Asian shares had climbed to a six-month high as demand rose for riskier assets while investors sold the low-yielding yen and Japanese government bonds and safe-haven gold.
Japan, grappling with its worst recession since World War Two, said it plans to spend at least $100 billion more to help steer its economy through the global crisis.
It will unveil a new economic package on Friday, doubling stimulus spending to around 4 percent of gross domestic product, Finance Minister Kaoru Yosano said.
One sign of higher risk tolerance early in the global day was a drop in the yen against most major currencies, although those declines pared as the U.S. stock market failed to extend recent gains.
"With the G20 summit last week, and obviously some massive stimulus packages, there's some good news here and there, mixed with some bad news," said James Foulsham, head of trading at CMC Markets in Sydney.
The depth of the challenge still facing western Europe's contracting economies was underlined by data showing consumer demand remained weak even as inflationary pressures waned.
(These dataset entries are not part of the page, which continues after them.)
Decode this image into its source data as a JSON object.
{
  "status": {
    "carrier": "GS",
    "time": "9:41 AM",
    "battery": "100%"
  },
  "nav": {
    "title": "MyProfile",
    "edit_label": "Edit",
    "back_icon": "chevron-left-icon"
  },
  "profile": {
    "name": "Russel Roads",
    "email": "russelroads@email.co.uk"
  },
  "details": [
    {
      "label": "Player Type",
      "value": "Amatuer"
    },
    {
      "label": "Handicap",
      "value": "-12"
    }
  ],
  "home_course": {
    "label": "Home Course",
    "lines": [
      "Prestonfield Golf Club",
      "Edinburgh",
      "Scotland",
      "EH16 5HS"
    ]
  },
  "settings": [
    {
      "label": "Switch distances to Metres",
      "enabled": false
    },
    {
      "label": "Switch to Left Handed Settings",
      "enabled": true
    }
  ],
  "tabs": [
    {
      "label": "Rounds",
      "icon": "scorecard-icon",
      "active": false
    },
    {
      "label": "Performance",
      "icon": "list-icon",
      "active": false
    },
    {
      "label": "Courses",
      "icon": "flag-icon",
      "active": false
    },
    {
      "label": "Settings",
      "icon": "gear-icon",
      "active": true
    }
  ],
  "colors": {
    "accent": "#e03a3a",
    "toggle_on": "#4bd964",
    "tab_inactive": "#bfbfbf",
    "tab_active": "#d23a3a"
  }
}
The EU statistics office said euro zone retail sales dropped much more sharply than expected while producer prices also fell.
Economic and Monetary Affairs Commissioner Joaquin Almunia said the EU needed to consolidate its representation in the International Monetary Fund to be able to pull its weight in shaping global economic policy
"Too often the EU's voice on key issues at the global level is fractured and we fail to influence policy debates as effectively as we might," he said.
With no major data from the United States, the focus was clearly on corporate and political news.
Both political analysts and investors will be looking to U.S. Defense Secretary Robert Gates, who will unveil his budget recommendations for fiscal year 2010 on Monday in a proposal likely to call for major changes in priorities, a defense official said.
"These are not changes to the margins. This is a fundamental shift in direction," Pentagon press secretary Geoff Morrell told reporters.
Heartened investors did pile into the $19 billion rights issue of HSBC, Europe's largest bank. HSBC sold 4.89 billion shares, or 96.6 percent of the offering, to existing shareholders and bankers successfully placed the remaining shares.